Le mensonge peut être divisé en deux catégorie: les mensonges blancs et les mensonges noirs. Un mensonge noir est délibéré: nous savons que ce que nous disons est faux. Mais lorsqu’il s’agit d’un mensonge blanc, ce que nous disons n’est pas faux en soi, mais tait une bonne partie de la vérité. Ce dernier n’ est pas moins mensonger ni plus excusable. Il peut être tout aussi destructeur qu’un mensonge noir. En fait, parce qu’il peut paraître moins répréhensible, le mensonge blanc est plus courant, et parce qu’il est plus difficile à détecter et à confronter, il est aussi souvent beaucoup plus pernicieux que le mensonge noir.
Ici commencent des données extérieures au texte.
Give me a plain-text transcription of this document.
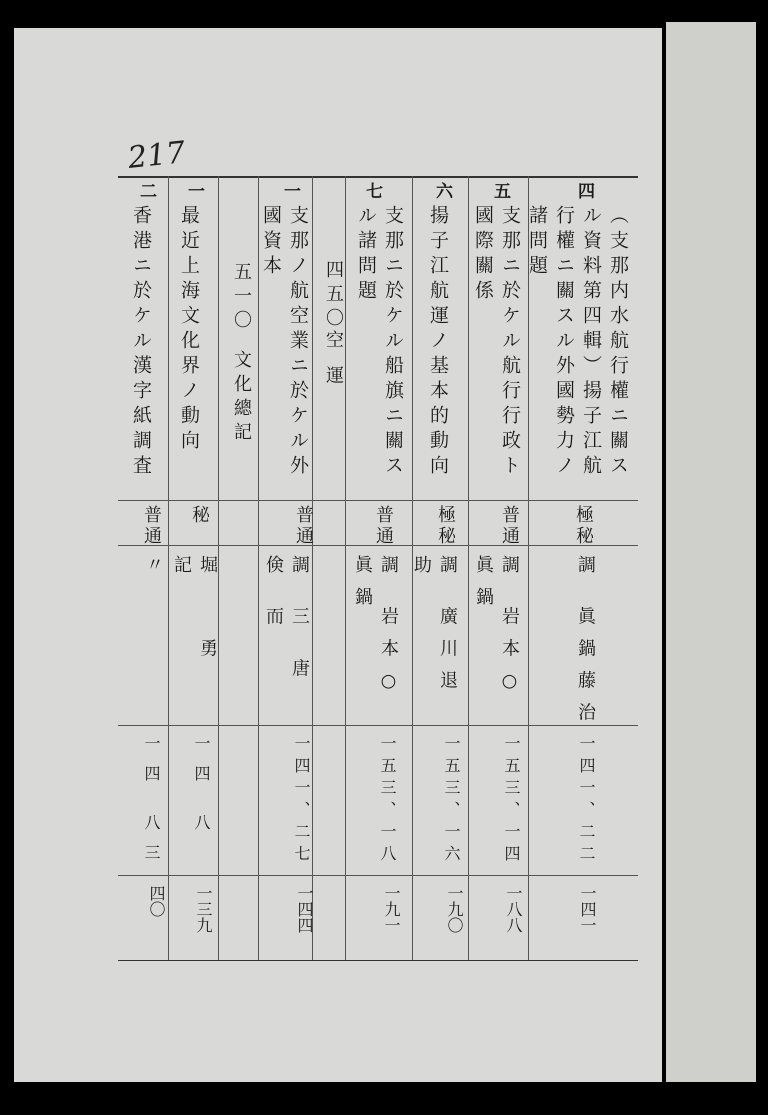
217
四
（支那内水航行權ニ關スル資料第四輯）揚子江航行權ニ關スル外國勢力ノ諸問題
極秘
調 眞鍋藤治
一四一、二二
一四一
五
支那ニ於ケル航行行政ト國際關係
普通
調 岩本○眞鍋
一五三、一四
一八八
六
揚子江航運ノ基本的動向
極秘
調 廣川退助
一五三、一六
一九〇
七
支那ニ於ケル船旗ニ關スル諸問題
普通
調 岩本○眞鍋
一五三、一八
一九一
四五〇
空 運
一
支那ノ航空業ニ於ケル外國資本
普通
調 三 唐 倹 而
一四一、二七
一四四
五一〇
文化總記
一
最近上海文化界ノ動向
秘
堀 勇記
一四 八
一三九
二
香港ニ於ケル漢字紙調査
普通
〃
一四 八三
四〇
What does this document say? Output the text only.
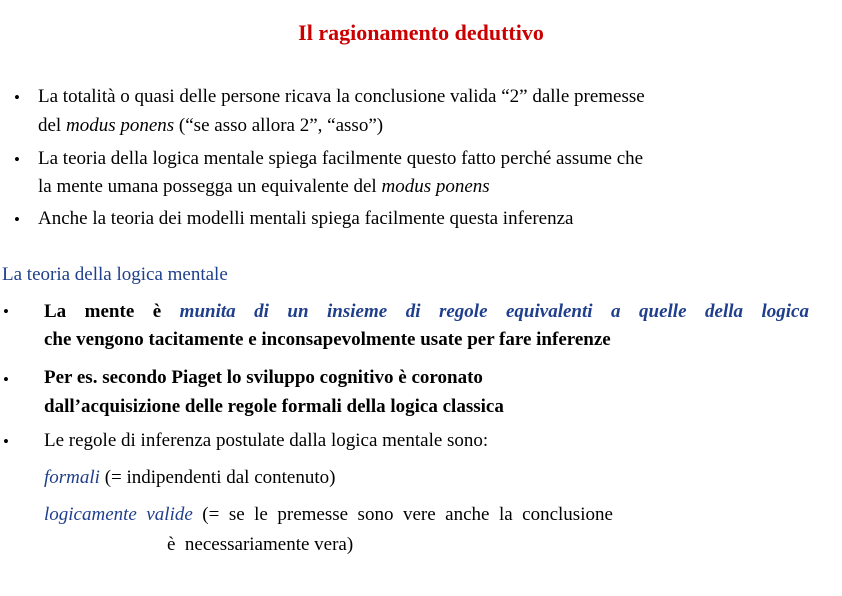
Il ragionamento deduttivo
• La totalità o quasi delle persone ricava la conclusione valida “2” dalle premesse
del modus ponens (“se asso allora 2”, “asso”)
• La teoria della logica mentale spiega facilmente questo fatto perché assume che
la mente umana possegga un equivalente del modus ponens
• Anche la teoria dei modelli mentali spiega facilmente questa inferenza
La teoria della logica mentale
• La mente è munita di un insieme di regole equivalenti a quelle della logica
che vengono tacitamente e inconsapevolmente usate per fare inferenze
• Per es. secondo Piaget lo sviluppo cognitivo è coronato
dall’acquisizione delle regole formali della logica classica
• Le regole di inferenza postulate dalla logica mentale sono:
formali (= indipendenti dal contenuto)
logicamente  valide  (=  se  le  premesse  sono  vere  anche  la  conclusione
è  necessariamente vera)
Ce qui peut entraver notre quête de liberté, nos progrès thérapeutique par un sentiment d’avoir vraiment menti.

Le mensonge blanc est considéré socialement acceptable sous prétexte que nous ne voulons pas faire de mal aux autres. Pourtant, nos relations sociales nous semblent, en général, superficielles.

Que des parents nourrissent leurs enfants à la bouillie de mensonges blancs peut être jugé acceptable. Taire la vérité et n’être pas vraiment ouvert sont justifiés par le désir de protéger les enfants d’inquiétudes inutiles. Mais les enfants savent bien que les parents fument de la marijuana, que les grands-parents ne sont pas très bien vu, que papa perd de l’argent et que maman est nerveuse et que leurs parents se sont disputés hier soir. Le résultat n’est pas une protection mais une carence. Les enfants sont privés de la connaissance qu’ils auraient pu acquérir sur l’argent, la maladie, la drogue, le sexe, le mariage, leurs parents et les gens en général.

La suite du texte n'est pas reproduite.